Aujourd’hui, pour sentir ces frontières, pour en éprouver la puissance ou la faiblesse, il nous semble nécessaire de les pratiquer, de les frôler, les longer, les contourner, les transgresser ou de s’y arrêter. Comment faire mieux alors que de se placer dans une situation d’étranger, et d’observer ce qui advient lorsqu’on se présente seul dans une région proche, sans alibi touristique ou professionnel ? Pour devenir un étranger aujourd’hui en France, peut-être faut-il se garder d’être un homme et d’aller loin. Donc, au contraire, être une femme et voyager tout près, là où on ne va jamais. Bref : ne pas tenter de refaire les voyages de Casanova, ni même d’aller voir le clair de lune à Maubeuge, mais simplement d’observer le soleil d’hiver à Béthune.

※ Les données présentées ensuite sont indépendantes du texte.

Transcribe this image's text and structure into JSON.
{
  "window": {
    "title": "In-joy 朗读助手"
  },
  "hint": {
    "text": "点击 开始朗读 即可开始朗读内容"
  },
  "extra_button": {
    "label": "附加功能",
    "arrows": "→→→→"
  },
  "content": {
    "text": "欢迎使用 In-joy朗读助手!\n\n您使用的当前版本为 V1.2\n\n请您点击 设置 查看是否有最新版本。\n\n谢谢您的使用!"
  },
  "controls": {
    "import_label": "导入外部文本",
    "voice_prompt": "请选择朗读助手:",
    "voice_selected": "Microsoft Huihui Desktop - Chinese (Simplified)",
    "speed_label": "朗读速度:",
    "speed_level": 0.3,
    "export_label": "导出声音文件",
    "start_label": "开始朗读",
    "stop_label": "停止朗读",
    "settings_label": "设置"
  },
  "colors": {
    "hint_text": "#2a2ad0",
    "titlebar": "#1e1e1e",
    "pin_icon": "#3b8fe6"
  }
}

Enfin, la dernière frontière que nous voudrions explorer est celle de la transmission d’un récit à son écriture, et de celle-ci à son interprétation. Notre intention est donc de ne pas travailler en équipe réduite participant à toutes les étapes du projet mais de travailler sur plusieurs transmissions successives qui seront autant de frontières, permettant à notre projet de trouver son autonomie par rapport à l’attraction, la pesanteur du réel. Un premier passage sera donc d’exfiltrer les informations, les observations rassemblées au cours du voyage d’hiver d’une femme seule dans l’Artois. Les deux autres passages seront d’abord de traduire ces matériaux en textes, puis de les faire jouer par celle qui a vécu l’expérience entourée d’autres interprètes.